Wednesday, July 6, 2016

Refinancing your home





Homes are staying on the market longer and home owners are struggling with finances.  In these economically stressful times, homeowners are constantly looking for ways to save money. It is important to make  financially sound decisions that will have a positive impact on what seems to be an uncertain future. There are many things to consider if you are currently wrestling with the idea of what makes sense, and what may not make sense regarding your biggest investment. Here are a few things to consider:
What is the objective?
Lowering your monthly obligation-
If you are looking for relief on monthly payments on a current 30 year mortgage, refinancing could be a smart move, especially if you are considering switching from a conventional to an FHA mortgage.
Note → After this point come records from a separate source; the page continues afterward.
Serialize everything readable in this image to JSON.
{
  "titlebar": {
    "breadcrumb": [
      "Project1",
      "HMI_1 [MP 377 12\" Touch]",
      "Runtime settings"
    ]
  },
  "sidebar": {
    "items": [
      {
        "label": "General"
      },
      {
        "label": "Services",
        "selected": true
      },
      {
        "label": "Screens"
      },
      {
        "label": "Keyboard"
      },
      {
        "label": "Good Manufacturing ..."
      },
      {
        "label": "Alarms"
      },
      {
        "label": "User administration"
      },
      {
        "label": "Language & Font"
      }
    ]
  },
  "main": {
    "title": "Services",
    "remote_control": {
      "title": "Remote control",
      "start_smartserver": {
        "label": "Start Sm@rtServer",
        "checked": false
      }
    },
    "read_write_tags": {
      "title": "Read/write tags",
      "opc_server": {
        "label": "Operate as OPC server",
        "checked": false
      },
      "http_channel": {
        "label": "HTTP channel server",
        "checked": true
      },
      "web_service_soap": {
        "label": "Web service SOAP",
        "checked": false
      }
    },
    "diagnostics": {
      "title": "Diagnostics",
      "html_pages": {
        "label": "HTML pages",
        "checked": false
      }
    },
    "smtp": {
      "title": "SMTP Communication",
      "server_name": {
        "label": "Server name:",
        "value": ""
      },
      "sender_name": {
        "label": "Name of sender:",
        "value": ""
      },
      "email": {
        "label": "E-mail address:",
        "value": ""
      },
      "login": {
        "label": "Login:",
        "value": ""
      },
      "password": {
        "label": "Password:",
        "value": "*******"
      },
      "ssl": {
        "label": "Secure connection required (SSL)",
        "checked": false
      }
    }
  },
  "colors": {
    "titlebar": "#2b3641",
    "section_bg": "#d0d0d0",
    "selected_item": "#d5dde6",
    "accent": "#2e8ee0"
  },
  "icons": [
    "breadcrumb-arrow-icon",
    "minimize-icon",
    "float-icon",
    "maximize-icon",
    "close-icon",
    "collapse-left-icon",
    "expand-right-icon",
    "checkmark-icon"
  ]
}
FHA has somewhat easier terms to qualify for and you can qualify for future streamline refinancing each time the interest rates drop.
Note: If the rates are less than 1 percent of what you are currently are paying, give plenty of thought to this move. Refinancing will bring up your pay off amount and this is a factor. Be prepared. You will have to have your home appraised and or inspected. Make sure you do the necessary steps to get your home in order first.
Cashing In-
Tapping into home equity-
If you are looking to cash in on your home's equity, refinancing at a lower rate while pulling
cash from the home's value   could be an alternative as well. If your home is in need of updates, new furnace, air conditioning, roofing, etc. this would be a good time to take advantage of a cash out refinance. This option is great for those who have either lived in their home a while, or paid a large down payment when they purchased their home. Make sure to put some of the cash into updating long overdue improvements.
Your home's pay off should be considerably less than what the market value is  for this to make sense financially. A word of caution though, most homes have experienced a drop in their market value over the past few years and you may be in for shock when your home is appraised. In a courtroom, lawyers should know the answer to the questions they ask in advance, and you should have an idea of home value before you fork out appraisal fees. This is especially true if your loan approval/refinance will be contingent upon your home appraising at a certain amount.
Visiting sites like Cyberhomes and Zillow should yield some reasonable idea of what your home may be worth currently. Also consider your current credit status. Don't wait until your credit is in bad shape to suddenly run and try for a cash out refinance. Banks have tightened the reins and even Credit Unions are not as forgiving as they once was regarding credit. Never wait until you are desperate to try and save a sinking ship. Try to spot the storm in advance and make your move while you still have a chance at success.

Shortening that mortgage term- Switching from 30 years to 20 or 15 years-

If you bought a home a little later in life and you went for the 30 yr. fixed rate deal, you probably did not consider the fact that you may not live to see your home paid for. If you bought your home with no down payment/100% financing your equity will be long in coming. Shortening your mortgage note at a reduced interest rate may yield a slightly higher payment, but could mean spending your golden years traveling and having fun instead of paying a mortgage on a fixed income.

A man of fifty would be wise to consider shortening a 30 yr. fixed rate note to a 15 or 20 year mortgage at a reduced rate. He will build equity faster,  which can come in handy later on if an emergency arises. Many banks and finance companies are now offering bi-weekly payment options your new 20 or 15 year mortgage can actually be paid of in an estimated 16.5 years and a 15 yr. mortgage in 13.5 years.

In about five years time your mortgage pay off will actually be less than it would have been if you had not refinanced at all, even with the hike in the Principle balance from the refinance. The bi-weekly option pays your home off faster due to the 52 weeks in a year, which actually seamlessly allows you to pay more than you realize without feeling the impact of it financially. Now consider that your home may increase in value in a five year period,(with emphasis on "may")you are way ahead of the game.
Tips:

  1.  At closing remember, you will need a certain amount of cash and typically you will be required to have a witness present. The witness must be atleast 18 years of age.
  2. 2. Check your credit report and pay down credit cards and debts prior to a refinance. Make sure there are no negative errors that can hinder or impact your refinance ahead of time. Try going to sites that offer free credit reports.  
  3. Have some savings. Try to have some money in your savings account, ideally $1000.00 wouldn't hurt.
  4. Research your homes value, make lists of current improvements you've made that are not included on sites that give a market value. You want these improvements to be noted.
  5.  Make improvements, etc. to your home prior to appraisal and inspection. Be ready to answer questions about your homes roof and how old it is, and make sure outlets, smoke detectors are all in working order.
  6. Shop around, different lenders offer different packages. Do not be so sure your bank or credit union has the best deal, just because you're a customer or former customer. Loyalty does not always translate into a better deal for you.
  7. Pay close attention to the fees involved, and note how much this will increase your pay off on your home. Make sure if you go with a lender that they are an approved FHA lender, and have a good reputation. There are sites online that you can investigate customer satisfaction. Do so.